Loading data#

pykinbiont represents growth curves as GrowthData (shared time grid) or IrregularGrowthData (per-curve time points).

GrowthData#

GrowthData stores a matrix of n_curves × n_timepoints OD values at a shared time grid. This matches the typical output of a plate reader.

From a CSV file#

The expected CSV layout is: first column = time, remaining columns = wells/curves, with column headers used as labels:

time,Well_A1,Well_A2,Well_B1
0.0,0.012,0.011,0.010
0.5,0.014,0.013,0.012
...
from pykinbiont import GrowthData

data = GrowthData.from_csv("plate_reader.csv")
print(f"{len(data.labels)} curves, {len(data.times)} time points")

From a pandas DataFrame#

import pandas as pd
from pykinbiont import GrowthData

df = pd.read_csv("plate_reader.csv")
data = GrowthData.from_dataframe(df)

from_dataframe treats the first column as time regardless of its name.

From NumPy arrays#

import numpy as np
from pykinbiont import GrowthData

times  = np.linspace(0, 20, 100)         # shape (100,)
curves = np.stack([curve_A1, curve_A2])  # shape (2, 100)

data = GrowthData(
    curves=curves,
    times=times,
    labels=["A1", "A2"],
)

The curves array must be 2-D with shape (n_curves, n_timepoints).

Subsetting#

Select a subset of wells by label:

subset = data[["Well_A1", "Well_B1"]]
print(subset.labels)   # ["Well_A1", "Well_B1"]

IrregularGrowthData#

Use IrregularGrowthData when curves have different time points (e.g., multiple experiments merged, or manual sampling at unequal intervals). pykinbiont automatically resamples all curves onto a shared [0, 1] union grid via linear interpolation.

import numpy as np
from pykinbiont import IrregularGrowthData

# Each curve has its own time vector
times_A = np.array([0.0, 1.0, 2.5, 5.0, 10.0, 20.0])
times_B = np.array([0.0, 0.5, 1.0, 2.0, 4.0, 8.0, 16.0])

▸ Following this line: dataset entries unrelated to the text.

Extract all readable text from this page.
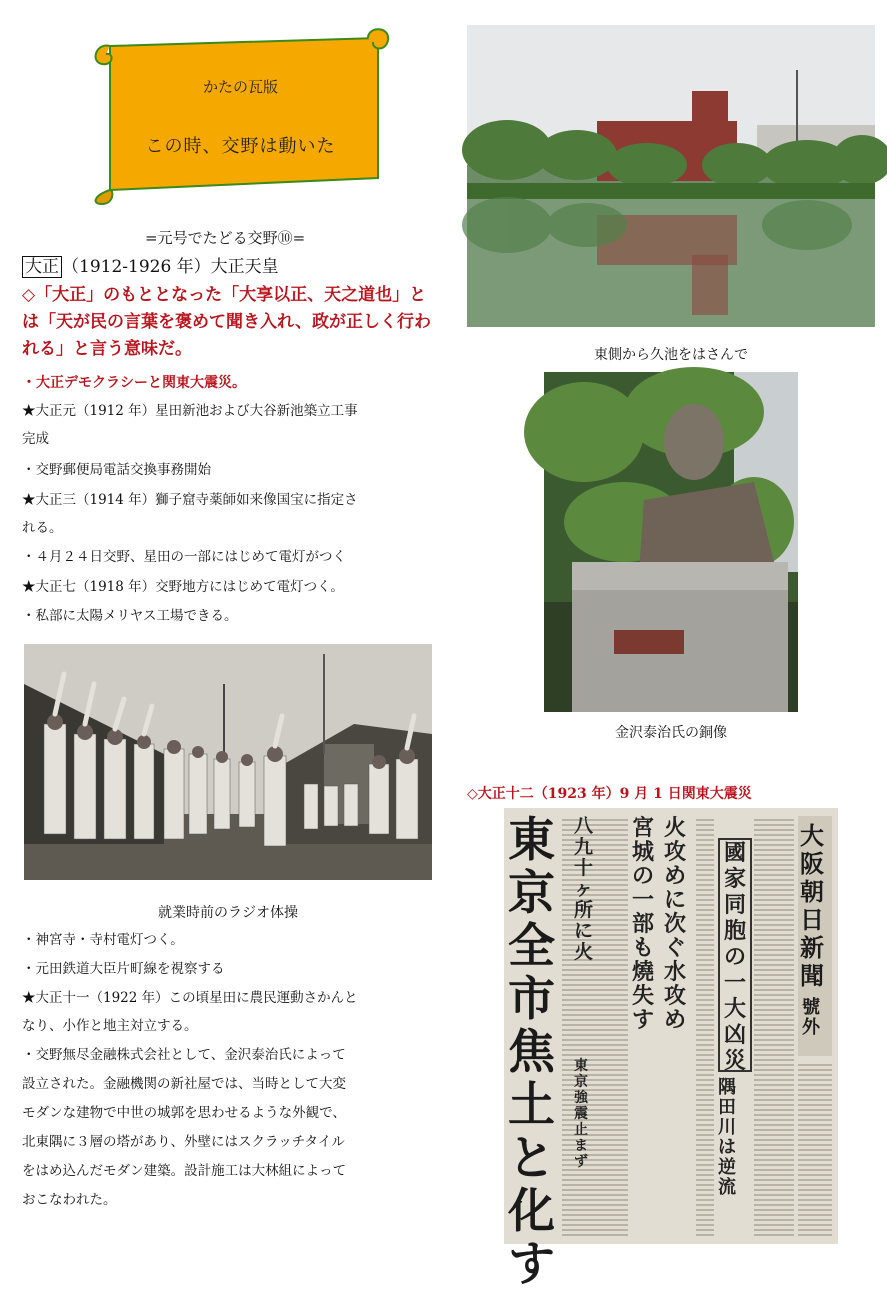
かたの瓦版
この時、交野は動いた
=元号でたどる交野⑩=
大正 （1912-1926 年）大正天皇
◇「大正」のもととなった「大享以正、天之道也」とは「天が民の言葉を褒めて聞き入れ、政が正しく行われる」と言う意味だ。
・大正デモクラシーと関東大震災。
★大正元（1912 年）星田新池および大谷新池築立工事
完成
・交野郵便局電話交換事務開始
★大正三（1914 年）獅子窟寺薬師如来像国宝に指定さ
れる。
・４月２４日交野、星田の一部にはじめて電灯がつく
★大正七（1918 年）交野地方にはじめて電灯つく。
・私部に太陽メリヤス工場できる。
就業時前のラジオ体操
・神宮寺・寺村電灯つく。
・元田鉄道大臣片町線を視察する
★大正十一（1922 年）この頃星田に農民運動さかんと
なり、小作と地主対立する。
・交野無尽金融株式会社として、金沢泰治氏によって
設立された。金融機関の新社屋では、当時として大変
モダンな建物で中世の城郭を思わせるような外観で、
北東隅に３層の塔があり、外壁にはスクラッチタイル
をはめ込んだモダン建築。設計施工は大林組によって
おこなわれた。
東側から久池をはさんで
金沢泰治氏の銅像
◇大正十二（1923 年）9 月 1 日関東大震災
東京全市焦土と化す
八九十ヶ所に火
東京強震止まず
宮城の一部も燒失す
火攻めに次ぐ水攻め
國家同胞の一大凶災
隅田川は逆流
大阪朝日新聞
號外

od_A = np.array([0.01, 0.02, 0.05, 0.20, 0.80, 1.10])
od_B = np.array([0.01, 0.015, 0.03, 0.08, 0.35, 0.90, 1.15])

igd = IrregularGrowthData(
    raw_curves=[od_A, od_B],
    raw_times=[times_A, times_B],
    labels=["Strain_A", "Strain_B"],
    step=0.01,   # union grid resolution in normalised [0,1] time
)

print(igd.curves.shape)   # (2, n_grid) — resampled
print(igd.times[:5])      # normalised [0,1] grid

The original data is preserved in igd.raw_curves and igd.raw_times. fit() and preprocess() accept IrregularGrowthData directly.

Accessing arrays#

Attribute

Shape

Description

data.curves

(n, T)

OD matrix (read-only)

data.times

(T,)

Shared time grid (read-only)

data.labels

list[str]

Curve identifiers

data.clusters

(n,) or None

Cluster assignments (after preprocess)

data.centroids

(k, T) or None

Cluster centroids (after preprocess)

data.wcss

float or None

Within-cluster sum of squares